The Philadelphia Flyers have agreed to a 4-year deal with John Tortorella to be their head coach, ESPN NHL analyst Kevin Weekes reported on Thursday.

Tortorella most recently coached the Columbus Blue Jackets for six seasons before the team announced after the 2020-21 season that he would not return.

Under Tortorella, the Blue Jackets finished with a record of 227-166-54 — making him the winningest coach in franchise history — and qualified for the playoffs in four of his six seasons. They failed to advance past the first round each time except for 2019, when Columbus swept top-seeded Tampa Bay in an opening-round shocker.

Tortorella, 63, has also coached the Lightning, with whom he won a Stanley Cup in 2004, New York Rangers and Vancouver Canucks. He has twice been named the winner of the Jack Adams Award as the NHL’s top coach.

The Flyers fired coach Alain Vigneault on Dec. 6, 2021, amid an 8-11-4 start to the season that included an eight-game losing streak. Mike Yeo was named interim coach, going 17-36-7 behind the bench as Philadelphia failed to make the postseason for a second straight season.

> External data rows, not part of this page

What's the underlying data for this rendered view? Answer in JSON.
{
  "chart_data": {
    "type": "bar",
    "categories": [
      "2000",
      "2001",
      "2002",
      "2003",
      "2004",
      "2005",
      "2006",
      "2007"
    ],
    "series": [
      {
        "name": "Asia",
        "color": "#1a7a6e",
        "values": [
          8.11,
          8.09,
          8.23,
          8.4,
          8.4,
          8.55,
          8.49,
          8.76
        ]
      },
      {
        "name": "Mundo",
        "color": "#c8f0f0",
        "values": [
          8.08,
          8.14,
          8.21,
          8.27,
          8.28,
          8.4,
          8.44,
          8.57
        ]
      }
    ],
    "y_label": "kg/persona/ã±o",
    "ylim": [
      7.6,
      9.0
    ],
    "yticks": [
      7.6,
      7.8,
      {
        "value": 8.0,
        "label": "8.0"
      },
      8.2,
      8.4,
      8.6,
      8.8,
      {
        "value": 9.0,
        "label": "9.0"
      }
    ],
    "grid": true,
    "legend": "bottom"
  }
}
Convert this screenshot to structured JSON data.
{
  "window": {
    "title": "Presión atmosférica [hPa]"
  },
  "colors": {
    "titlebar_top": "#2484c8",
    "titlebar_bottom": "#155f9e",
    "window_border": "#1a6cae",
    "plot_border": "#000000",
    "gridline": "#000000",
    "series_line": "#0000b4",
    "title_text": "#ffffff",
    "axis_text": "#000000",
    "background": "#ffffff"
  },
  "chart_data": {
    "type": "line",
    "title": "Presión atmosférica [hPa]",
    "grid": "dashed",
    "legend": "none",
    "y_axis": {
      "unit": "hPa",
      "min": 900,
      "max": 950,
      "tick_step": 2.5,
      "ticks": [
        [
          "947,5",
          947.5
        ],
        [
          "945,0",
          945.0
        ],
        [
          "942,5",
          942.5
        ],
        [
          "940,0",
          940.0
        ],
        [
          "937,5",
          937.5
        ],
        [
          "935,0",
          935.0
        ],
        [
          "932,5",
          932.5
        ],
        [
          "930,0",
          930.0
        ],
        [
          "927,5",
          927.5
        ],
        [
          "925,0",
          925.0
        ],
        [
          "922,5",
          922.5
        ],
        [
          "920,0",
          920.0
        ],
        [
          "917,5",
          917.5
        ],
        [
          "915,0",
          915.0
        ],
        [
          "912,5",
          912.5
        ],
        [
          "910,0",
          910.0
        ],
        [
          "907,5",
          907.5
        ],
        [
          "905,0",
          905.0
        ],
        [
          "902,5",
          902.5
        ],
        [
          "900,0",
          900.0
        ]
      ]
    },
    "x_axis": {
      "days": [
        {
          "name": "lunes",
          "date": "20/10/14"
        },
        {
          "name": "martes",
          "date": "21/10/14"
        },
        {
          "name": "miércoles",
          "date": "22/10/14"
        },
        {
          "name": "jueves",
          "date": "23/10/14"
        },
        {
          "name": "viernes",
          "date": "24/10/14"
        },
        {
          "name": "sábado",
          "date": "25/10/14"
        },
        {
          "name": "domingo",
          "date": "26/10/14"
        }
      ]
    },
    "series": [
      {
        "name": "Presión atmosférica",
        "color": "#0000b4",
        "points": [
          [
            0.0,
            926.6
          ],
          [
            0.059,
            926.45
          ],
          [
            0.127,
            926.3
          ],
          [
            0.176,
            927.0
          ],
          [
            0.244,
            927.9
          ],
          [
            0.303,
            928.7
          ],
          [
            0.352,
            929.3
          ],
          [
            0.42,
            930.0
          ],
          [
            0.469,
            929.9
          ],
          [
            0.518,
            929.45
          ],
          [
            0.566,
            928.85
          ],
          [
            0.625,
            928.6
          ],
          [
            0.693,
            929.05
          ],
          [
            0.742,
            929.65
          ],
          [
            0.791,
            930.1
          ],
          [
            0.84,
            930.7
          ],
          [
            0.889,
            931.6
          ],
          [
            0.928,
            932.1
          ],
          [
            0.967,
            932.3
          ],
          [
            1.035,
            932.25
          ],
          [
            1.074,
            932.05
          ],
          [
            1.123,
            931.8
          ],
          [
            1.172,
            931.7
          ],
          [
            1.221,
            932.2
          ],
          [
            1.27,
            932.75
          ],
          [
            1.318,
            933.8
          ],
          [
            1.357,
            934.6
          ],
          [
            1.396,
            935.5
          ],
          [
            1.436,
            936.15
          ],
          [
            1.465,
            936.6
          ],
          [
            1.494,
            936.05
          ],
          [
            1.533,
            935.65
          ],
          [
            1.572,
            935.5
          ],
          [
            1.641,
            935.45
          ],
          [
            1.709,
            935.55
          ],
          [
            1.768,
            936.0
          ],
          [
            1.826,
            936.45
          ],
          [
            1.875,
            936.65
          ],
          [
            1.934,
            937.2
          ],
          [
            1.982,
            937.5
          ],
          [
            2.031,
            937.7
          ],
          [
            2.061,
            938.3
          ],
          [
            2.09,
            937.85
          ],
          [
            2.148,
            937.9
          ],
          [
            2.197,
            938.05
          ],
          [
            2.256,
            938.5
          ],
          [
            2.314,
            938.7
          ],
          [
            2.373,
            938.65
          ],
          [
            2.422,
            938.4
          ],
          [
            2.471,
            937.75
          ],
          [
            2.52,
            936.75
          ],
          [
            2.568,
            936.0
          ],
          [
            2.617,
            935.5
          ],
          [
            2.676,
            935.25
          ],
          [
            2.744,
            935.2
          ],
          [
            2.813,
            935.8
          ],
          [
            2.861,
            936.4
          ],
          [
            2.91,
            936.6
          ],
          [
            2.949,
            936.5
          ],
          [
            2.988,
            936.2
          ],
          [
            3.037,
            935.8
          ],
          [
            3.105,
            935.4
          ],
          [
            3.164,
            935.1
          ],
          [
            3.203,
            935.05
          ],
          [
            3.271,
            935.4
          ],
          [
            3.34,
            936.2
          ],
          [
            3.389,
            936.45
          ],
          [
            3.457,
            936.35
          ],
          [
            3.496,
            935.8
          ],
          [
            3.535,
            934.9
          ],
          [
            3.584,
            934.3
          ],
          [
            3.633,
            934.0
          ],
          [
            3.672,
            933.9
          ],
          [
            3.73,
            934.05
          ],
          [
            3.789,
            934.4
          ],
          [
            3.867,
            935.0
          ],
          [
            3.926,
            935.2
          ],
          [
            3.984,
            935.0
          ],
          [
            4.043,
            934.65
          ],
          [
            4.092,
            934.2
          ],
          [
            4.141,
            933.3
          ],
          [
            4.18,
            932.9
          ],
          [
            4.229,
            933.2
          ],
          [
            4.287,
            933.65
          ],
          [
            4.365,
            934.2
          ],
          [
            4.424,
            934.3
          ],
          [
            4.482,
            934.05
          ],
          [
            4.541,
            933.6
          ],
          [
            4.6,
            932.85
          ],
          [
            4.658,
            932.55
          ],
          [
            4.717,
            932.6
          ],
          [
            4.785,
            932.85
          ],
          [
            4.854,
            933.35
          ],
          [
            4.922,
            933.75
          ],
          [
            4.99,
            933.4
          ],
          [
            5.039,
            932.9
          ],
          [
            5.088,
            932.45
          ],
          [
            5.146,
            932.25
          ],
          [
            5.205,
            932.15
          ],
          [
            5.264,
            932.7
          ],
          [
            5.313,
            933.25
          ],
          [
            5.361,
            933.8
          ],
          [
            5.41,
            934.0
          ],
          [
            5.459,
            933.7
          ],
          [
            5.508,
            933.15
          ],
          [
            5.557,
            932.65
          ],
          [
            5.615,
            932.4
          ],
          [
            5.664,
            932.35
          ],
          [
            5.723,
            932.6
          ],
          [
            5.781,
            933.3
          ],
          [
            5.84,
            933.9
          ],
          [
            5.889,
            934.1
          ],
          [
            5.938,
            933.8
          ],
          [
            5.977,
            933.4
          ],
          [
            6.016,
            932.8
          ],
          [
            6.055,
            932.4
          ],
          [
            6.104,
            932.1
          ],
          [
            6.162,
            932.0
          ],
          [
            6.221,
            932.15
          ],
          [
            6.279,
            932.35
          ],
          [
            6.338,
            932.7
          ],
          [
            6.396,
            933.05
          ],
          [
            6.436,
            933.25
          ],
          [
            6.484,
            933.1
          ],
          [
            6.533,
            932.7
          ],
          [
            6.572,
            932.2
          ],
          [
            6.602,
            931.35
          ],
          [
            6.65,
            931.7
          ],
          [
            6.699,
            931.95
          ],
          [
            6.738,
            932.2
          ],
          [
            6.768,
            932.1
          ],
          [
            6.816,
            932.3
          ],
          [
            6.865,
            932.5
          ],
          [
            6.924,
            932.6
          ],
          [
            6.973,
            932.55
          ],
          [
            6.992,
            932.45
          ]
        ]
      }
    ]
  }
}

After the season, general manager Chuck Fletcher announced that Yeo would not return as the team’s head coach in 2022-23.

The Flyers were among the NHL’s most disappointing teams this season. Fletcher added several veteran players last offseason, including defenseman Ryan Ellis, who was limited to just four games due to injury. The GM has talked about an “aggressive retool” this offseason, one that now includes a new coach in Tortorella.

ESPN’s Greg Wyshynski contributed to this report.